Effect of rrnI expression on the virulence of V.
vulnificus MO6-24/O in mice. (A) Plasmid loss rate of V. vulnificus MO6-24/O in mice. Pathogen-free 7-week-old female ICR mice that were pretreated with tetracycline and iron dextran (n = 5 mice per group) were subcutaneously injected with 1 × 106 cells of V. vulnificus MO6-24/O (MO6 WT). Mice with tetracycline administered orally before infection and those treated once more 6 h after the initial treatment were sacrificed 6 h and 12 h after infection, respectively. Data are presented as the mean ± SEM of three independent experiments. Statistical significance was determined using a two-tailed unpaired Student’s t-test (ns, not significant; ****, P < 0.0001). (B) Survival rates and the survival time of mice infected with V. vulnificus MO6-24/O strains (MO6 WT, MO6+rrnG, and MO6+rrnI). Pathogen-free 7-week-old female ICR mice pretreated with iron dextran (n = 10 mice per group) were intraperitoneally injected with 8 × 102 cells of the V. vulnificus MO6-24/O strains. Survival rate was monitored for 25 h. Data are presented as the mean ± SEM of three independent experiments. Two-tailed unpaired Student’s t-tests were used to assess significant differences: ** denotes P < 0.01 for comparisons of MO6+rrnI-infected mice versus WT- or MO6+rrnG-infected mice. (C) Viable bacterial counts in the spleen and liver of mice infected with the V. vulnificus MO6-24/O strains (MO6 WT, MO6+rrnG, and MO6+rrnI). Six hours after bacterial infection, the mice (n = 5 mice per group) were sacrificed. Results are expressed as numbers of CFU/g of each organ. Data are presented as the mean ± SEM of three independent experiments. Statistical significance was determined using one-way ANOVA followed by Dunnett’s multiple comparison test (ns, not significant; ****, P < 0.0001).
Fig 4.
rrnI-dependent expression of HspA in V. fischeri MJ11 strains.

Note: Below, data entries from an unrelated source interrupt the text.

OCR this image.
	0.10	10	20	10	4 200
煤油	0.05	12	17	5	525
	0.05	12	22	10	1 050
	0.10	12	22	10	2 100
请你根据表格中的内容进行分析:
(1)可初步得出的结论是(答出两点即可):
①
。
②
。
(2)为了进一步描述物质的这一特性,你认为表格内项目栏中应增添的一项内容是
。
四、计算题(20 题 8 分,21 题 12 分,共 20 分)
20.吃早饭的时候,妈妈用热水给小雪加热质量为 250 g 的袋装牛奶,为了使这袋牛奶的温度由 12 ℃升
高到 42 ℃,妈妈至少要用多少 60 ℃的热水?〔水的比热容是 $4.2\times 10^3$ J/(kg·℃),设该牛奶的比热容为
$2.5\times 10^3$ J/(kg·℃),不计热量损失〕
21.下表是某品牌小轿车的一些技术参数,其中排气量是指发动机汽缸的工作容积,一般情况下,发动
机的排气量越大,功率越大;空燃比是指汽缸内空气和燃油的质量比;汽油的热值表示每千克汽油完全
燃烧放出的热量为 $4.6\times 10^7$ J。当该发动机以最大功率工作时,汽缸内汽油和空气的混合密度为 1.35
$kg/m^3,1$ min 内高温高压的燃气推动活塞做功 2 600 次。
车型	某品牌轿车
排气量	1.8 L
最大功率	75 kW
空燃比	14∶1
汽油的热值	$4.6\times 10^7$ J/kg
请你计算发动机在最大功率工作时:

(A) Sequences of hspA genes in V. fischeri MJ11 and V. vulnificus CMCP6 were obtained from the NCBI database (NC_011184.1 and NC_004459.2, respectively) and were aligned using ClustalW. The putative transcriptional start site of V. vulnificus CMCP6 and the first nucleotide of the hspA sequence are indicated in yellow and red, respectively. (B) Prediction of the secondary structures of V. fischeri MJ11 hspA mRNAs. Secondary structures were obtained using the M-fold program. (C) V. fischeri MJ11 strains (WT, +rrnG, and +rrnI) were grown and harvested for a western blot analysis of HspA proteins using polyclonal antibodies against HspA (see the Fig 1E legend for details). (D) Effect of rrnI expression on heat shock susceptibility of V. fischeri MJ11 strains (WT, +rrnG, and +rrnI). The number of CFUs of each V. fischeri MJ11 strain was measured as described in the legend of Fig 1F. The expression levels of HspA and the number of CFUs were compared by setting those of the WT to 1. Data are presented as the mean ± SEM of three independent experiments. Statistical significance was determined using one-way ANOVA followed by Dunnett’s multiple comparison test (ns, not significant; *, P < 0.05 and ***, P < 0.001).
Fig 5.
The role of the I-ribosome in bacterial survival.
(A and B) Phylogenetic trees of rRNA operons in V. vulnificus strains. Neighbor-joining phylogenetic trees based on 16S rRNA (A) and 23S rRNA (B) sequences showing the positions of rRNA operons within the Vibrio genomes. Bold text represents the V. vulnificus CMCP6 rRNA operon. V. vulnificus strains that contain rRNA genes similar to the rrnI operon were selected using NCBI nucleotide blast (https://blast.ncbi.nlm.nih.gov) and the rRNA gene sequences of these strains were obtained from the NCBI database. The rRNA genes of each strain were named starting with “A” according to the nucleotide position in the genome. The values above and below the branches (expressed as percentages) indicate the robustness of the corresponding branch as determined by bootstrap analysis (heuristic search). (C) I-ribosomes from V. vulnificus CMCP6 were exogenously expressed in V. vulnificus MO6-24/O strains. Overexpression of rrnI in the V. vulnificus MO6-24/O strain leads to increased bacterial survival in heat shock and host environments by preferentially translating the target mRNAs.